MUNDOS ESTRANHOS

Tem uma propaganda de carro rodando na televisão que é uma obra-prima da publicidade brasileira. Não é de qualquer carro, é do Fusca. O Fusca retorna ao mercado pela terceira vez. Pela terceira vez a Volkswagen readapta suas linhas de montagem para produzir um veículo que possui estreitos laços com os motoristas. É muito difícil encontrar uma pessoa na casa dos 50 ou 60 anos que nunca teve um fusca na vida. Foi tema de música: “Fuscão Preto!”. Ganhou um apelido que veio de um comercial das lojas do Silvio Santos: “Pois é, Pois é, se tivesse comprado um Volkswagem na Vimave...”

Pois essa propaganda de hoje faz exatamente esse apelo épico. Um repórter diz que está lá nos anos 1970 para saber a opinião do público a respeito do Fusca 2013. Ao que então uma mocinha se espanta: “2013? Então o mundo não acabou no ano 2000?” Até o Muçum aparece nesta peça publicitária. Vale a pena ver.

Não sei exatamente se a Volkswagem terá sucesso nessa terceira versão do carro que alguns consideram o mais popular do mundo.  Receio que os jovens de hoje não são muito ligados nas coisas dos tempos dos pais e dos avós. Penso que seria melhor ter criado um carro mais arrojado, algum modelo em que os motoristas se sentissem acelerando para o futuro e não dirigindo de marcha à ré, rumo ao passado. Mas isso são conjecturas para fóruns econômicos e não para esta coluna, cujas crônicas que publico aqui são como antigos fusquinhas humildes circulando entre a modernidade da nova ordem literária do mundo. 
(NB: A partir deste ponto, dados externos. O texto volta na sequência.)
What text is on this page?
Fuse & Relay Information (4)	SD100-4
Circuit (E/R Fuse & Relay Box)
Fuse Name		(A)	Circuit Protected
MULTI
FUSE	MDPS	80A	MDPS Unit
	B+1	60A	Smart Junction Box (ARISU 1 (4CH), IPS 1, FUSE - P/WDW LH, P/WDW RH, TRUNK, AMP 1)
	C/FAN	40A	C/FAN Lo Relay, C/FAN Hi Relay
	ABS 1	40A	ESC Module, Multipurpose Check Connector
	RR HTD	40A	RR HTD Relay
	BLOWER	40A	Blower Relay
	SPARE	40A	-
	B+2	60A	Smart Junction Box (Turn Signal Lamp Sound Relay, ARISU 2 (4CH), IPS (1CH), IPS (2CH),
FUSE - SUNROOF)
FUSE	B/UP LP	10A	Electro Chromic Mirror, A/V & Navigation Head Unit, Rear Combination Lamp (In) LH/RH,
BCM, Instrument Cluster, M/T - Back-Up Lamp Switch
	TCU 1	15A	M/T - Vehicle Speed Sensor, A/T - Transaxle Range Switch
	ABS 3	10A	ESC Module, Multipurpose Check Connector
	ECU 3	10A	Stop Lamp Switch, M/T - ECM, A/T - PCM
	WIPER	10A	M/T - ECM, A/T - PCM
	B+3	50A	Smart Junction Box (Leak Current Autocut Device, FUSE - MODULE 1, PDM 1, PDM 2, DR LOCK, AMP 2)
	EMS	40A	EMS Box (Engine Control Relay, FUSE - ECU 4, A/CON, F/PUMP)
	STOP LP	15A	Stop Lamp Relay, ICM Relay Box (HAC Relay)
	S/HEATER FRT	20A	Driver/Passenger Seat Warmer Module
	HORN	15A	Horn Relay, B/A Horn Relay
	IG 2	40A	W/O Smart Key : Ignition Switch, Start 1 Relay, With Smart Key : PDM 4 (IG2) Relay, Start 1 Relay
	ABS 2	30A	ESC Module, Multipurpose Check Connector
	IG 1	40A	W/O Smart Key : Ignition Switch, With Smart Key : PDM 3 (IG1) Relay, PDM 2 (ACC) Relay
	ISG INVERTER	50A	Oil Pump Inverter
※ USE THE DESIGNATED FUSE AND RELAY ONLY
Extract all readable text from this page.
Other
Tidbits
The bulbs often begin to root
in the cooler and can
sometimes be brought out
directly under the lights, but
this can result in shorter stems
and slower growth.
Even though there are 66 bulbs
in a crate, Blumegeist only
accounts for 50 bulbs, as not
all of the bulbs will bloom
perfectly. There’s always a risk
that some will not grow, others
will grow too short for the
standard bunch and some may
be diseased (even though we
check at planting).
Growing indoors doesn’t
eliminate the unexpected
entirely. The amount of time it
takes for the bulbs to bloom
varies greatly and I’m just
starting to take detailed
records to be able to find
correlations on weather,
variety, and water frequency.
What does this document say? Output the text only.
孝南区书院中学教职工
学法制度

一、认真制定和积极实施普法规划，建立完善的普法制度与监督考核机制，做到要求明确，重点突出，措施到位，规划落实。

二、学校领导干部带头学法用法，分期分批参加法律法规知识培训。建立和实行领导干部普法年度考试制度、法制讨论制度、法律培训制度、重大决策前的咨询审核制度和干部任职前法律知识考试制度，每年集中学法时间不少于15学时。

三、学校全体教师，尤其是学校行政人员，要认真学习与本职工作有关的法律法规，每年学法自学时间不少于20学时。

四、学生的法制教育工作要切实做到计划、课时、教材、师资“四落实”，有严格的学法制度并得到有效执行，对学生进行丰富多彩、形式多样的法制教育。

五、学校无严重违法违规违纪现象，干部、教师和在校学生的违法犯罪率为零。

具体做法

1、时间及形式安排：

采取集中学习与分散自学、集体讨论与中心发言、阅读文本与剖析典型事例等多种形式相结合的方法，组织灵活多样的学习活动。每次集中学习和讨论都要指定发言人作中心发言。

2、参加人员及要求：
Quando a moça pergunta se o mundo não acabou no ano 2000, a gente sente vontade de dar risada. Para os jovens de 1970, o ano 2000 representava a maior perturbação mental que superava inclusive a preocupação com a iminente terceira guerra mundial. A guerra a gente tinha esperança que não acontecesse, mas quanto a escapar do fim do mundo não tínhamos nenhuma garantia. Estavam lá as centúrias de Nostradamus e o Apocalipse de São João deixando nas entrelinhas um tempo demarcado para a grande Armagedon, que nunca soubemos interpretar direito quando aconteceria.  Colaborando com eles, vinha a crendice popular a impor um limite para aventura humana na Terra: “Mil anos passarão, mas dois mil não chegarão”, diziam os mais proféticos.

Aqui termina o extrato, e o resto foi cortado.